As mentioned in the foregoing paragraphs, it can be concluded that in the opinion of the high court, according to the provisions of Article 15.2 of the Insurance Contract Law the non-payment of successive premiums by the policyholder has the following effects:

a. One-month grace period: for a period of one-month after the non-payment of the successive premium the contract remains in force and thus the insurance, so that if a loss occurs during this period of time, the company is obligated to indemnify the insured in the terms agreed in the contract and is also liable to third parties taking the direct actions referred to in article 76 LCS.

b. Suspension of the contract’s effects: one month after non-payment of the premium and for the next five months, if the policyholder still does not pay the premium and the insurer does not terminate the contract, the insurance coverage is suspended. This means that the agree-ment between the parties is ineffective so that if the insured sustains a loss during this time it will not be covered by the insurer. However, the suspension of the insurance coverage does not apply to third parties taking direct action pursuant to article76 LCS, to the extent that this provision states that «Direct action is immune to the exceptions that may apply to the insurer against the insured».

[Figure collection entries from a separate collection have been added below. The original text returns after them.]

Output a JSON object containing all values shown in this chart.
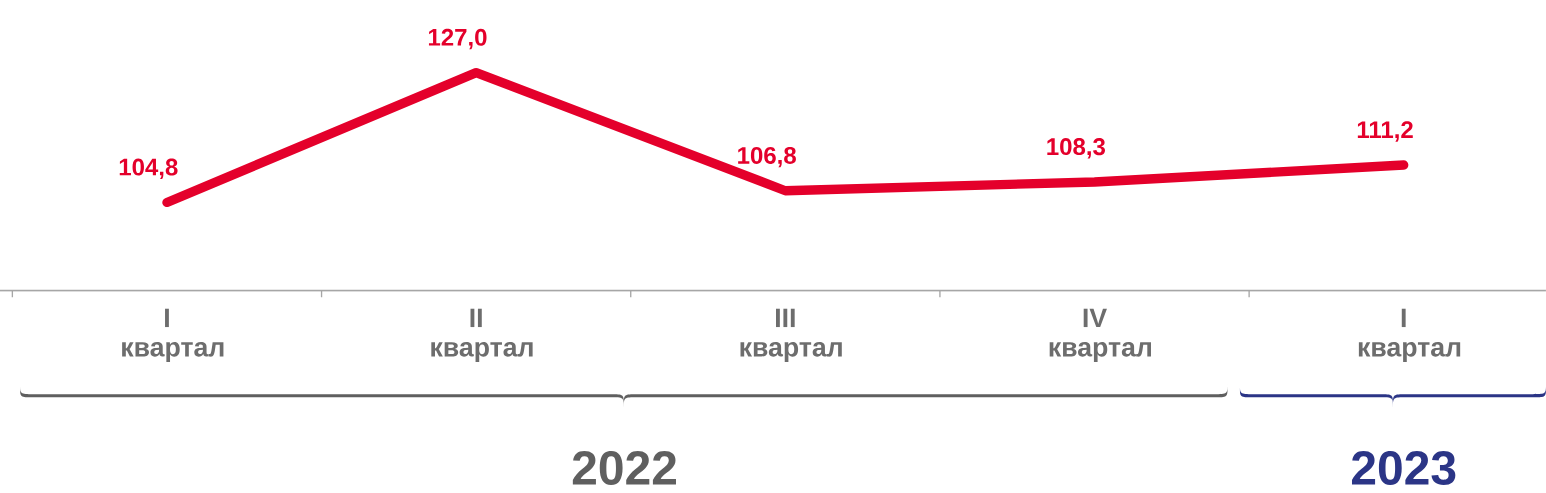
{
  "chart_data": {
    "type": "line",
    "categories": [
      "I квартал",
      "II квартал",
      "III квартал",
      "IV квартал",
      "I квартал"
    ],
    "series": [
      {
        "color": "#e4002b",
        "values": [
          104.8,
          127.0,
          106.8,
          108.3,
          111.2
        ],
        "value_labels": [
          "104,8",
          "127,0",
          "106,8",
          "108,3",
          "111,2"
        ]
      }
    ],
    "annotations": [
      "2022",
      "2023"
    ],
    "marker": "none",
    "line_style": "solid",
    "grid": false
  }
}
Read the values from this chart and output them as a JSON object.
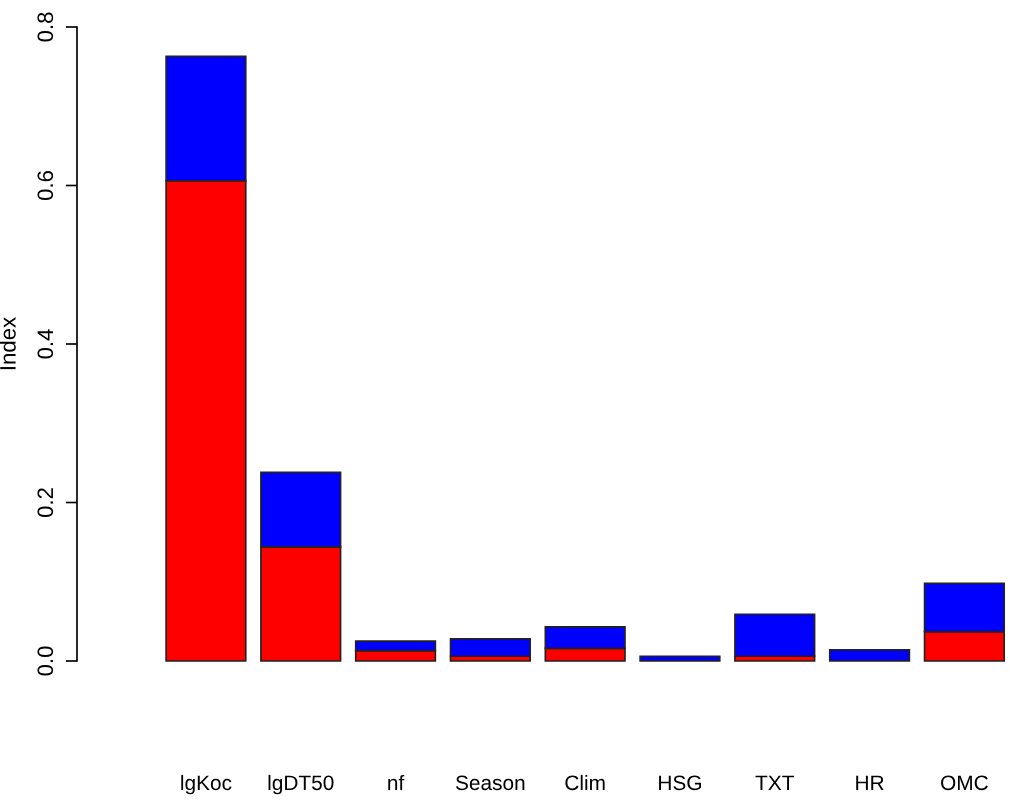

c. Termination of contract: if the insurer does not demand payment within six months of non-payment of the insurance premium, the insurance contract will be terminated automatically pursuant to the terms of the law, without the need for either party to request the termination. Obviously, any loss that occurs after the contract is terminated, as is the case analysed in the ruling under study, is not covered by the insurance and therefore not only will the insurer not be liable for the damages sustained by the insured, but it will not be liable for direct actions taken by third parties.

On the other hand, as we have argued, we do not think that the Supreme Court intends to apply this doctrine when the policyholder fails to pay one of the instalment payments, since this was not the problem in the case under study. The non-payment referred to a successive premium rather than a single premium instalment.